Thursday night, I had the pleasure of seeing a classic tale of good versus evil in Central Michigan University’s own Bush Theatre. The Summer Theatre Program presented “The Strange Case of Dr. Jekyll and Mr. Hyde,” directed by Timothy D. Connors.

The simple set design was a perfect backdrop for one of the more confusing performances I have ever seen. It had eight main pieces of furniture arranged into different rooms on the stage by members of the cast. The grey background and black curtains allowed the audience to focus in on the actors.

Courtesy photo from CMU Media Channel, University Communications

The story begins with a renowned scientist, Jekyll, who is obsessed with the idea of having another person inside of oneself that is always looking for a way out. This obsession leads him to concoct a recipe that will let his inner, evil personality, Hyde, come out. Jekyll’s lies and Hyde’s anger lead to a very dramatic climax that includes three murders, one suicide and a vow of love. Don’t let the dramatic plot fool you, though; there is plenty of comic relief from the actors.

Dr. Jekyl and Mr. Hyde were performed by standout actor Kyle Burch, who could easily have a future in the theatre. The other two actors worth noting are Iana Neville as the Maid and Lucas Cosens as The Butler. Not only did these two perform as a maid and butler, they also performed as narrators, police and multiple other characters. Their transitions were quick, flawless and completely believable.

As beautilfully done as these character transitions were, they were also the most confusing part of the play. There were many times during the performance that the Maid and Butler step aside with a different light on them and become a completely different person. Neville and Cosens did their best to have different accents and mannerisms for each character, but the quick changes were still too much to follow when there were larger things in the plot occurring. These characters were essential for moving the play forward, but were distracting to the play as a whole.

I do encourage you to attend this play, even though I left with more confusion than I bargained for. The Bush Theatre is a beautiful, modern theatre that not enough students take advantage of. The actors are extremely dedicated to their parts and the ushers are more than helpful when you walk in.
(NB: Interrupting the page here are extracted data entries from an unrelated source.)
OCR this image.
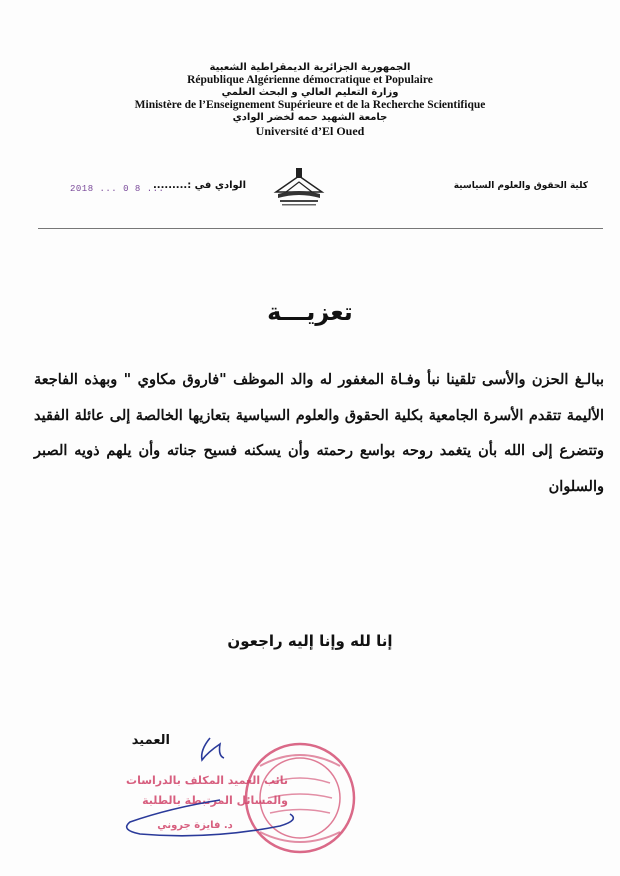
الجمهورية الجزائرية الديمقراطية الشعبية
République Algérienne démocratique et Populaire
وزارة التعليم العالي و البحث العلمي
Ministère de l’Enseignement Supérieure et de la Recherche Scientifique
جامعة الشهيد حمه لخضر الوادي
Université d’El Oued
كلية الحقوق والعلوم السياسية
الوادي في :.........
2018 ... 0 8 ...
تعزيـــة
ببالـغ الحزن والأسى تلقينا نبأ وفـاة المغفور له والد الموظف "فاروق مكاوي " وبهذه الفاجعة الأليمة تتقدم الأسرة الجامعية بكلية الحقوق والعلوم السياسية بتعازيها الخالصة إلى عائلة الفقيد وتتضرع إلى الله بأن يتغمد روحه بواسع رحمته وأن يسكنه فسيح جناته وأن يلهم ذويه الصبر والسلوان
إنا لله وإنا إليه راجعون
العميد
نائب العميد المكلف بالدراسات
والمسائل المرتبطة بالطلبة
د. فايزة جروني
The Strange Case of Dr. Jekyll and Mr. Hyde runs from September 4 through September 8. Each performance begins at 7:30 p.m. and the Sunday matinée begins at 2:00 p.m. If you missed this play, don’t fret! University Theatre is presenting Buffalo Gal from October 10 through 13 and October 17 through 20. All tickets can be purchased prior to show time at CMU Ticket Central or at the Bush Theatre Box office the night of.